A Neutrosophic Assay-Consensus Gate for Class-Balanced Selective Molecular Bioactivity Prediction
Keywords:
Neutrosophic sets; Tox21; molecular bioactivity; selective prediction; reject option; chemical similarity; class imbalance; applicability domain; ECFP.Abstract
Tox21 molecular bioactivity prediction is strongly class-imbalanced, so a reject option based only on classifier confidence can preferentially retain abundant inactive
compounds while discarding rare active cases. NACG-Tox is a post-hoc neutrosophic assay consensus gate that separates prediction direction from the decision to accept or defer a prediction.

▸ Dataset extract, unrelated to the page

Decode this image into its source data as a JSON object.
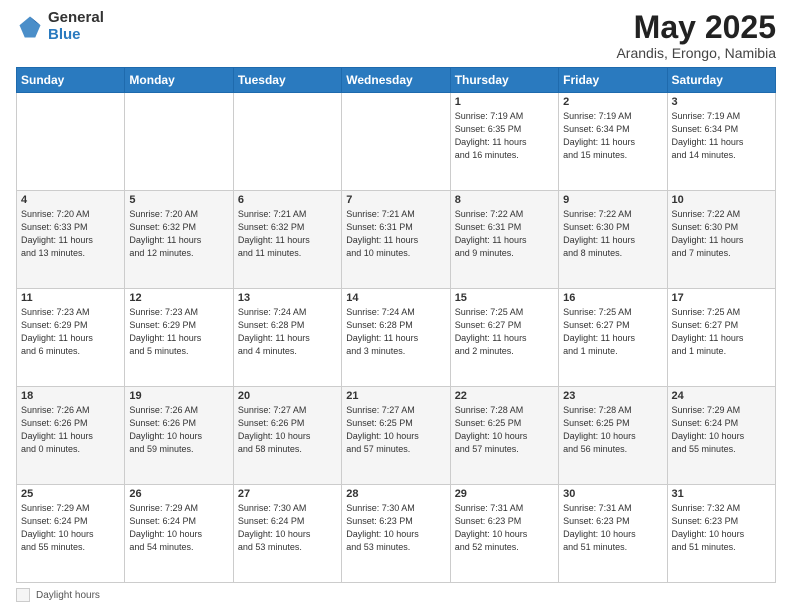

For each compound-endpoint pair, endpoint-specific neighbors drawn only from the fitting set define three interpretable memberships: truth T for local evidence supporting activity, falsity F for local evidence supporting inactivity, and indeterminacy I for insufficient chemically relevant reference evidence. The primary consensus score, G={\left(1-I\right)}^{2}\left|T-F\right|, is large only when the query has adequate local support and the neighborhood is directionally coherent. The study uses the complete public Tox21 Challenge training archive. Deterministic curation reduced 11,764 SDF records to 6,442 canonical single-component molecular identities across 12 in vitro assays, with endpoint activity prevalence ranging from 2.86% to 15.87%. A leakage-controlled hybrid structural split combined Bemis-Murcko scaffolds for cyclic molecules with fingerprint clustering for acyclic molecules and was evaluated under three fixed allocation seeds. With an ECFP-based logistic predictor, full-coverage macro average precision was 0.437 ± 0.034 and macro ROC-AUC was 0.798 ± 0.028. Under validation-locked deferral policies, NACG achieved macro balanced accuracies of 0.587, 0.597, and 0.620 at realized mean coverages of 0.796, 0.626, and 0.442, respectively, compared with 0.517, 0.509, and 0.512 for probability margin confidence. In the equal-coverage diagnostic, NACG achieved balanced accuracies of 0.587, 0.601, and 0.631 at 80%, 60%, and 40% coverage and retained 71.1%, 45.4%, and 23.1% of active cases; the probability-margin selector retained 37.0%, 22.4%, and 12.8%. The same qualitative pattern was observed with a fixed Random Forest backbone. NACG
therefore improves the class balance of the retained prediction set rather than uniformly reducing ordinary classification error. The framework concerns assay-specific in vitro activity and must not be interpreted as a direct probability of human toxicity.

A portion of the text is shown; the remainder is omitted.